Beginning in a few days, I will begin pumping out a massive amount of words (for me, anyway) for a month. I signed up for the April 2016 Camp NaNoWriMo event. No one coerced me, no one forced me, no one even suggested that I do this. I am doing this to myself! So, in preparation for the big event, and having never written a novel, I have been questioning what it’s all about – writing novels.
For those of you who don’t know, NaNoWriMo is short for National Novel Writing Month, which occurs every November. In that month, the annual event is held, which provides a “virtual retreat” for writers and wannabe-writers to create a novel in the timespan of one month – a mere 30 days. The goal is 50,000 words. That is the magic number. (In case you’re trying to do the math in your head, I’ll save you the trouble. It comes out to 1,667 words a day – every day for 30 days.)

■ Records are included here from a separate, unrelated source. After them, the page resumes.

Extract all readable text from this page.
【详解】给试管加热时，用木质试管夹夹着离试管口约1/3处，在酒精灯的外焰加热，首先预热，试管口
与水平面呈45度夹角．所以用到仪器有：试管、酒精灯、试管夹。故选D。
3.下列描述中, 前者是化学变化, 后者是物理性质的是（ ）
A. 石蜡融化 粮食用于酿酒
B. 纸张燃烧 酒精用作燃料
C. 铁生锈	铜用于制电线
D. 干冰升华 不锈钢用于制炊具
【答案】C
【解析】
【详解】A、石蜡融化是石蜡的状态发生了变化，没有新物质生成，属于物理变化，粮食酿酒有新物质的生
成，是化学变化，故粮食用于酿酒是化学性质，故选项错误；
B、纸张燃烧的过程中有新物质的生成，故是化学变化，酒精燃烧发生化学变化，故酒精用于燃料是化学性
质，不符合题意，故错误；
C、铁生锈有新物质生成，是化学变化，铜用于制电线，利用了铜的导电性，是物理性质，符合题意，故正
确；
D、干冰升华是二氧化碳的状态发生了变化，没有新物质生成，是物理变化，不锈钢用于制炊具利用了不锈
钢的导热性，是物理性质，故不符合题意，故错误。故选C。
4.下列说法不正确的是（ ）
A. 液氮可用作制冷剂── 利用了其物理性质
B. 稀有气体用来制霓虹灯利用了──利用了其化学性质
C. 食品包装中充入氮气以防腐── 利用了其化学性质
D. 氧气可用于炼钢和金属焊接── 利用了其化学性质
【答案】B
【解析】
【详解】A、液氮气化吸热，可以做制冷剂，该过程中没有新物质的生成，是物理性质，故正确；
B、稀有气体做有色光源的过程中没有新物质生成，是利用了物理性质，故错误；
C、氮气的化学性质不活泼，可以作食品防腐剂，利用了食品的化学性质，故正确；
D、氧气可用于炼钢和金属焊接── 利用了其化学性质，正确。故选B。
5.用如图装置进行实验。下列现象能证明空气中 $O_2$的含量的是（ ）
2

Camp NaNoWriMo is a little more flexible than the annual event, at least insofar as word count goes. Even the objective can be different. The “camper” can commit to writing a novel, or just continue editing a work in progress (WIP). They welcome word counts between 30 and 1,000,000 (who can write that much in a month?), including poetry, short stories, and even scripts. Since I’ve never done this before, and in preparation for possible participation in the annual event in November this year, I am committing to writing a novel – my first.
Conveniently, that leads me back to my original question: what’s novel writing all about?
I can appreciate how truly nutty that sounds. Here I am, about to embark on a quest to write my first novel in the span of a month, and I’m asking that question. Am I crazy? Maybe. (But aren’t all writers, in some context?)
I return to my question – what’s it all about? Is it about word count? Is it about SPAG? Is it about story? Is it about communication? Or is novel writing about something else entirely? I mean, after all, it’s just a make believe story in a make believe world, isn’t it?
If you’re expecting me to provide definitive answers for my own questions, remember that the person writing this is someone who uses the moniker Clueless Gent!
If I were to provide this answer after Camp NaNoWriMo, it might be something entirely different, but this is how I feel now: I think novel writing is taking something that is only visible in the synapses of the brain – part conjured, part based on life experiences – and transforming that vision into something perceptible to others.
In the short time I’ve been writing, I have learned to completely quit planning or outlining a story all the way to the end, because once the characters get a hold of the story, they transform it as they so desire, and I just have to follow along and document it.
My take on this could be entirely off base, novel writing could be something entirely different. For now, however, as I head into Camp NaNoWriMo, I’ll keep an open mind and see where the experience leads me.
I will likely add a new page to the site to chart my progress during April, if you’re interested.
If you have already completed a novel – or several – I’d love to know how you answer the question: what’s novel writing all about?